I left loose ends, and I’ll need to tie those up. Blue or Bluebird or whatever her name is, she’s not greedy or dishonest, at least I don’t think so. She’s on the run from someone she finds scarier than me. And she’s worried about her sister. I may not have all the information yet, but there is one thing I know for sure and that is she’s not walking out of here tonight. I put in three more stitches and by the time I’m done, I see how her shoulders have slumped. Her head bobs and her eyes have lost their focus.

“There,” I say.

She looks down at her neatly stitched hand then shifts her gaze to me, her movements slow. She looks at the bottle of whiskey, then picks up the glass and peers at the remnants. She scrunches up her forehead. She’s sort of cute with her chopped hair, the top layer of which is blue, the natural shade dark. It’s a dye and cut done at home from the looks of it. But still, she’s pretty enough it doesn’t matter. Even with that scar on her face.

“Is that just whiskey?” she asks.

I smile. “Not used to it?” I take off the gloves.

She shakes her head, slow motion. “It’s not that.” She looks up at me, again cocking her head. “Is it?”

“Is it what?”

“Just…” Before she finishes, she slides sideways off the seat. I’m on my feet in an instant to scoop her up, careful to catch her injured hand and set it on her stomach.

“No, you little convict. It’s not just whiskey. Don’t you know the first rule when dealing with men like me? When threatening men like me?”

“What did you do?” She struggles, trying to get out of my arms as I carry her out of the kitchen, back down the hall and up the stairs to the bedroom I prepared for her.

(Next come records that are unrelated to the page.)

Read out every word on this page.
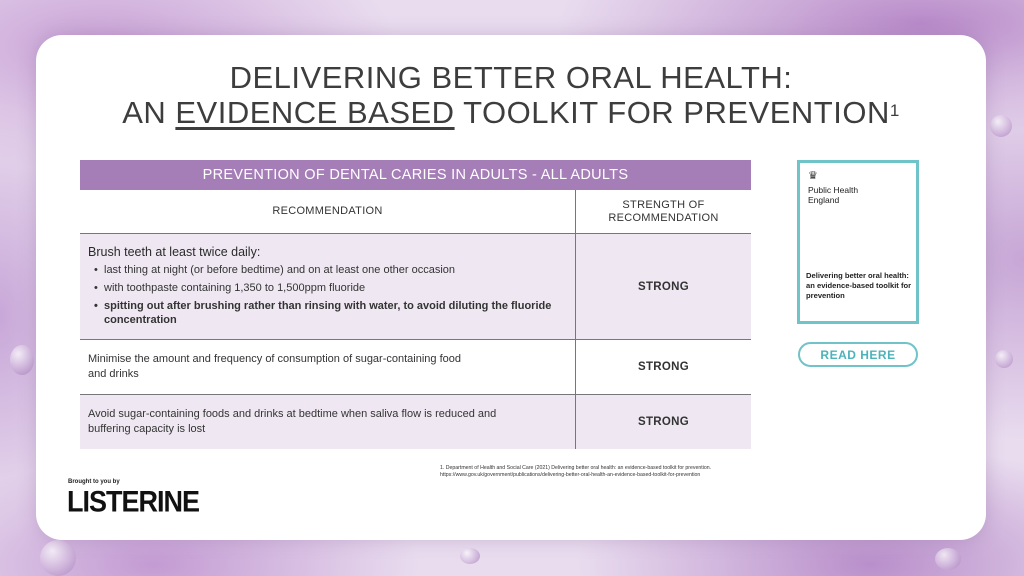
DELIVERING BETTER ORAL HEALTH:
AN EVIDENCE BASED TOOLKIT FOR PREVENTION$^1$
PREVENTION OF DENTAL CARIES IN ADULTS - ALL ADULTS
RECOMMENDATION
STRENGTH OF RECOMMENDATION
Brush teeth at least twice daily:
• last thing at night (or before bedtime) and on at least one other occasion
• with toothpaste containing 1,350 to 1,500ppm fluoride
• spitting out after brushing rather than rinsing with water, to avoid diluting the fluoride concentration
STRONG
Minimise the amount and frequency of consumption of sugar-containing food and drinks
STRONG
Avoid sugar-containing foods and drinks at bedtime when saliva flow is reduced and buffering capacity is lost
STRONG
1. Department of Health and Social Care (2021) Delivering better oral health: an evidence-based toolkit for prevention.
https://www.gov.uk/government/publications/delivering-better-oral-health-an-evidence-based-toolkit-for-prevention
♛
Public Health England
Delivering better oral health: an evidence-based toolkit for prevention
READ HERE
Brought to you by
LISTERINE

“Don’t drink anything your enemy offers you unless you’ve seen him drink it first.”

“What did you… give me?” she croaks.

I draw the blanket back and lay her down. She struggles to keep her eyes from closing but she won’t win. I sit on the edge of the bed, brush her hair back from her face as she tries to fight off sleep.

“What…”

“Just a little something to help you sleep while I find out exactly who the fuck you are.”